A UN report said the manufacturer of the gyroscope is “unknown.” Nevertheless more gyroscopes turned up after the US navy stopped ships transporting materials from Iran to Yemen in 2019 and 2020.
A CAR report in February 2020 on the evolution of UAVs used by Houthis in Yemen documented the engines that originated in Germany. One shipment of 21 engines was sent to Athens in June 2015 and ended up in Iran.
“The most significant features of the Sammad-pattern UAV are its shape and its engine. It uses a 3W-110i B2 engine manufactured by 3W Moddellmoroten Weinhold GmbH in Hanau, Germany, CAR noted.
According to the report, the Government of Germany helped support the CAR report. This shows that Germany took seriously the export concerns of these engines. The company was quoted in The National as saying there was “no indication that the engines would be delivered to Iran.”
Another report at Tagesshau in German also looks at the export of the motors. It notes that this 3W-110i B2 two-cylinder engine can be used in model airplanes that weigh around 20 kilos.
Later, the engines would find their way onto drones in Yemen that can carry surveillance equipment or munitions. The German report notes that the “Federal Republic of Germany imposes special precautionary measures on goods that can be for both civilian and military uses.”
Tracing the drone components is only part of the story. Forty-two engines is not a large number and can’t change the course of a conflict. The Houthis have used hundreds of drones of different varieties in recent years. Some of these are long-range kamikaze drones that function more like a cruise missile.
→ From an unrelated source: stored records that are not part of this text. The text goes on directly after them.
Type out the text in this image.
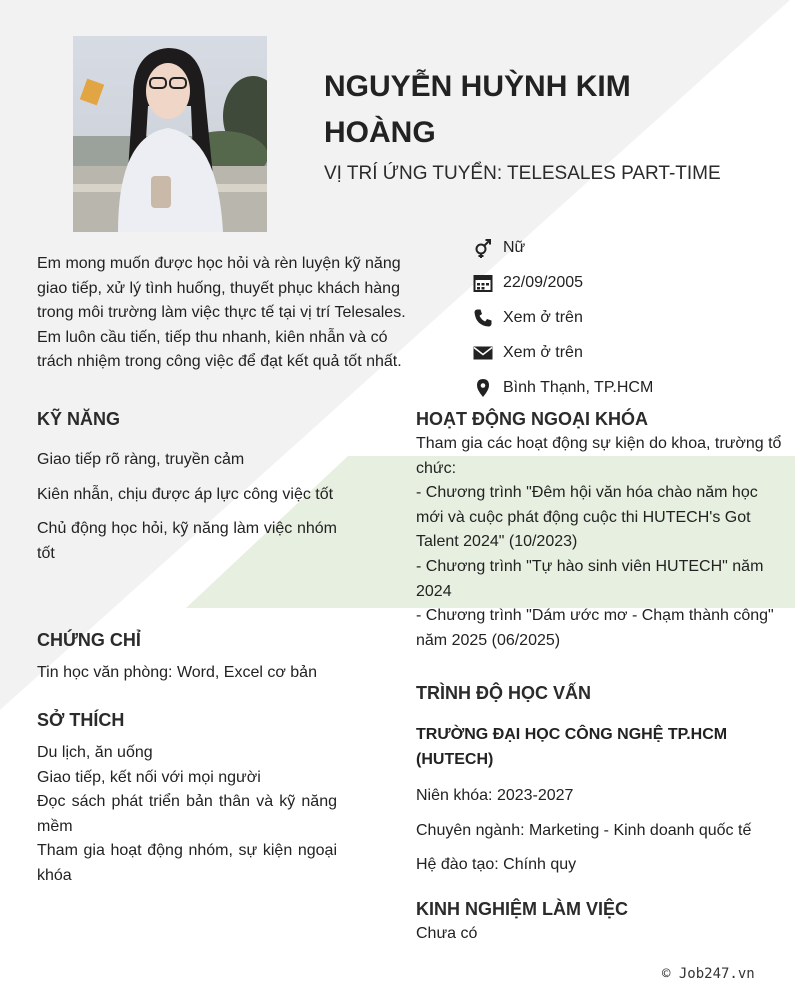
NGUYỄN HUỲNH KIM HOÀNG
VỊ TRÍ ỨNG TUYỂN: TELESALES PART-TIME
Nữ
22/09/2005
Xem ở trên
Xem ở trên
Bình Thạnh, TP.HCM
Em mong muốn được học hỏi và rèn luyện kỹ năng giao tiếp, xử lý tình huống, thuyết phục khách hàng trong môi trường làm việc thực tế tại vị trí Telesales. Em luôn cầu tiến, tiếp thu nhanh, kiên nhẫn và có trách nhiệm trong công việc để đạt kết quả tốt nhất.
KỸ NĂNG
Giao tiếp rõ ràng, truyền cảm
Kiên nhẫn, chịu được áp lực công việc tốt
Chủ động học hỏi, kỹ năng làm việc nhóm tốt
CHỨNG CHỈ
Tin học văn phòng: Word, Excel cơ bản
SỞ THÍCH
Du lịch, ăn uống
Giao tiếp, kết nối với mọi người
Đọc sách phát triển bản thân và kỹ năng mềm
Tham gia hoạt động nhóm, sự kiện ngoại khóa
HOẠT ĐỘNG NGOẠI KHÓA
Tham gia các hoạt động sự kiện do khoa, trường tổ chức:
- Chương trình "Đêm hội văn hóa chào năm học mới và cuộc phát động cuộc thi HUTECH's Got Talent 2024" (10/2023)
- Chương trình "Tự hào sinh viên HUTECH" năm 2024
- Chương trình "Dám ước mơ - Chạm thành công" năm 2025 (06/2025)
TRÌNH ĐỘ HỌC VẤN
TRƯỜNG ĐẠI HỌC CÔNG NGHỆ TP.HCM (HUTECH)
Niên khóa: 2023-2027
Chuyên ngành: Marketing - Kinh doanh quốc tế
Hệ đào tạo: Chính quy
KINH NGHIỆM LÀM VIỆC
Chưa có
© Job247.vn
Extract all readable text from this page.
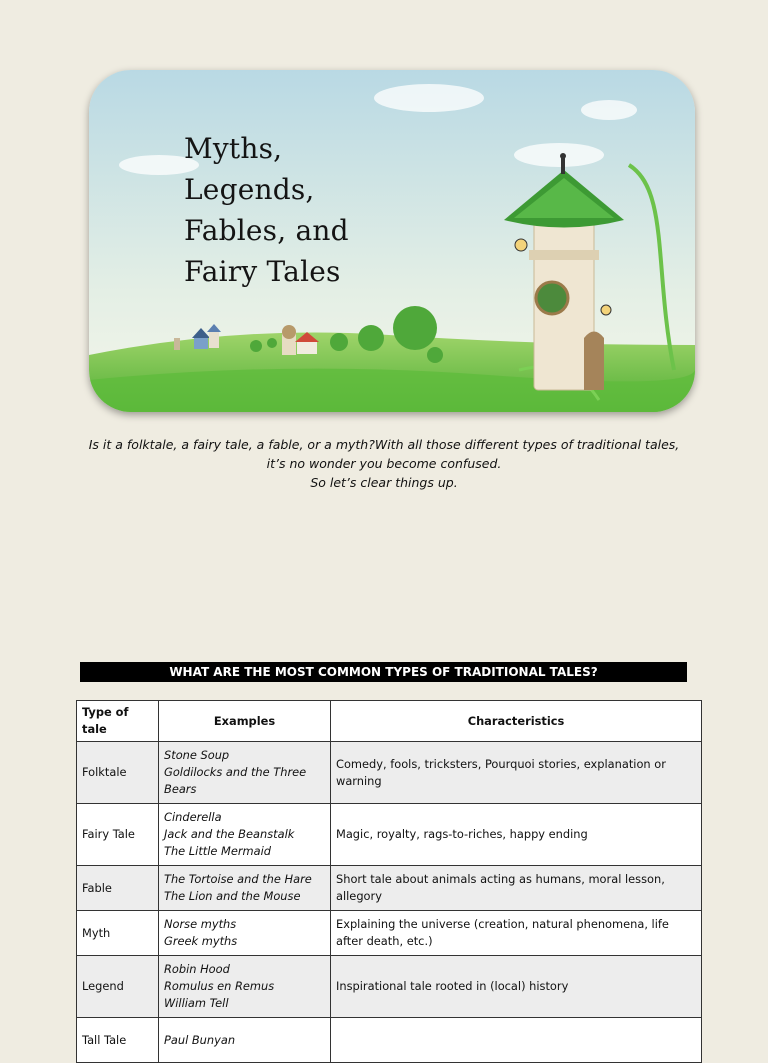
Myths,
Legends,
Fables, and
Fairy Tales
Is it a folktale, a fairy tale, a fable, or a myth?With all those different types of traditional tales,
it’s no wonder you become confused.
So let’s clear things up.
WHAT ARE THE MOST COMMON TYPES OF TRADITIONAL TALES?
Type of tale	Examples	Characteristics
Folktale	Stone Soup
Goldilocks and the Three
Bears	Comedy, fools, tricksters, Pourquoi stories, explanation or warning
Fairy Tale	Cinderella
Jack and the Beanstalk
The Little Mermaid	Magic, royalty, rags-to-riches, happy ending
Fable	The Tortoise and the Hare
The Lion and the Mouse	Short tale about animals acting as humans, moral lesson, allegory
Myth	Norse myths
Greek myths	Explaining the universe (creation, natural phenomena, life after death, etc.)
Legend	Robin Hood
Romulus en Remus
William Tell	Inspirational tale rooted in (local) history
Tall Tale	Paul Bunyan	
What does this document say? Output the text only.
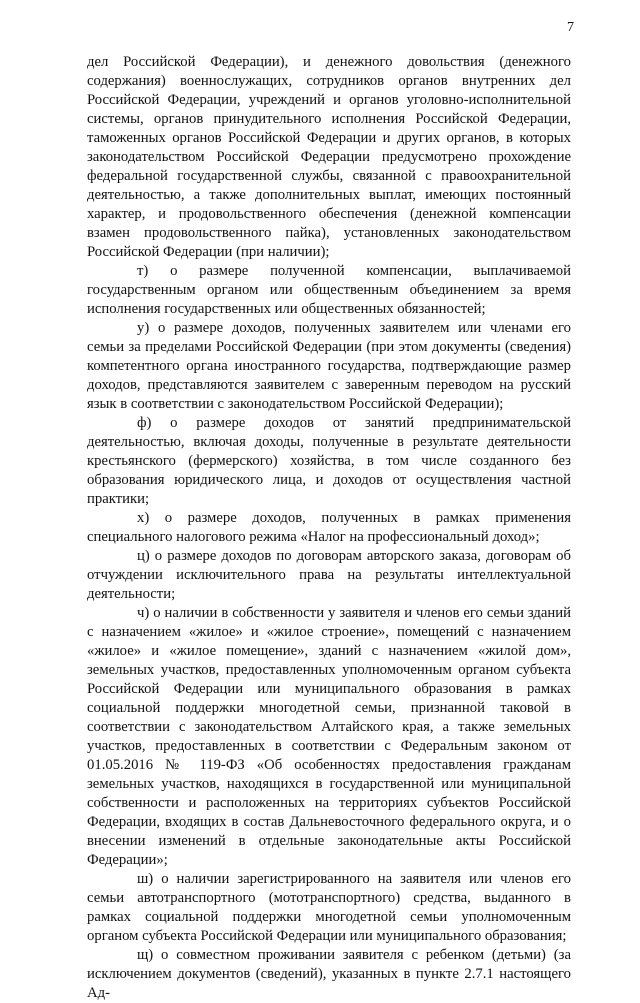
7

дел Российской Федерации), и денежного довольствия (денежного содержания) военнослужащих, сотрудников органов внутренних дел Российской Федерации, учреждений и органов уголовно-исполнительной системы, органов принудительного исполнения Российской Федерации, таможенных органов Российской Федерации и других органов, в которых законодательством Российской Федерации предусмотрено прохождение федеральной государственной службы, связанной с правоохранительной деятельностью, а также дополнительных выплат, имеющих постоянный характер, и продовольственного обеспечения (денежной компенсации взамен продовольственного пайка), установленных законодательством Российской Федерации (при наличии);

т) о размере полученной компенсации, выплачиваемой государственным органом или общественным объединением за время исполнения государственных или общественных обязанностей;

у) о размере доходов, полученных заявителем или членами его семьи за пределами Российской Федерации (при этом документы (сведения) компетентного органа иностранного государства, подтверждающие размер доходов, представляются заявителем с заверенным переводом на русский язык в соответствии с законодательством Российской Федерации);

ф) о размере доходов от занятий предпринимательской деятельностью, включая доходы, полученные в результате деятельности крестьянского (фермерского) хозяйства, в том числе созданного без образования юридического лица, и доходов от осуществления частной практики;

х) о размере доходов, полученных в рамках применения специального налогового режима «Налог на профессиональный доход»;

ц) о размере доходов по договорам авторского заказа, договорам об отчуждении исключительного права на результаты интеллектуальной деятельности;

ч) о наличии в собственности у заявителя и членов его семьи зданий с назначением «жилое» и «жилое строение», помещений с назначением «жилое» и «жилое помещение», зданий с назначением «жилой дом», земельных участков, предоставленных уполномоченным органом субъекта Российской Федерации или муниципального образования в рамках социальной поддержки многодетной семьи, признанной таковой в соответствии с законодательством Алтайского края, а также земельных участков, предоставленных в соответствии с Федеральным законом от 01.05.2016 № 119-ФЗ «Об особенностях предоставления гражданам земельных участков, находящихся в государственной или муниципальной собственности и расположенных на территориях субъектов Российской Федерации, входящих в состав Дальневосточного федерального округа, и о внесении изменений в отдельные законодательные акты Российской Федерации»;

ш) о наличии зарегистрированного на заявителя или членов его семьи автотранспортного (мототранспортного) средства, выданного в рамках социальной поддержки многодетной семьи уполномоченным органом субъекта Российской Федерации или муниципального образования;

щ) о совместном проживании заявителя с ребенком (детьми) (за исключением документов (сведений), указанных в пункте 2.7.1 настоящего Ад-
Others conduct reconnaissance. Iran has in the past reverse engineered various components of missiles and drones and it is unclear why Iran needs to import the components.
There are also questions of financing of the Houthis that have been raised. On September 5, The National alleged that Qatar “paid for Houthi drones used in attacks on Saudi Arabia.”
Yemen officials have increasingly claimed that Qatar has funded the Houthis, according to reports at Al-Arabiya in Saudi Arabia.
“A dossier circulating in Europe, compiled by an undercover agent, suggests Houthi-Iran drone production is financed by Qatar,” The National noted on September 24.
The issue of financing is important because the US has put increasingly tough sanctions on Iran as part of Washington’s maximum pressure campaign.
This has made it more difficult for Iran to fund groups such as Hezbollah. On February 9, the USS Normandy intercepted a ship bringing weapons to the Houthis from Iran.
Other shipments were found in December 2019 and April 2016.
The UN has an arms embargo on Yemen due to the conflict there. It is believed that Iranian experts have traveled to Yemen to assist the Houthis in creating an indigenous arms industry, similar to the one Iran pioneered despite sanctions.
That means the Houthis are likely manufacturing many aspects of their own drones now. The US has documented and targeted Iranian Islamic Revolutionary Guard Corps members in Yemen, according to reports in January.
However, the need for engines remains a problem for the Houthis. A report at The Washington Institute for Near East Studies in February points out that the Houthi drones are limited in their range.
The report claims that one of the delta-wing designs the Houthis used is a copy of a Chinese ASN-301 which “itself is based on the Israeli Harpy.” It also claims that Iran reverse engineered a British AR-731 Wankel engine for UAVs and also copied a TJ-100 turbojet engine from a Czech company.
The report doesn’t provide clear answers on who funds the Houthi program or whether the Houthis build some of the components locally, as they claim to.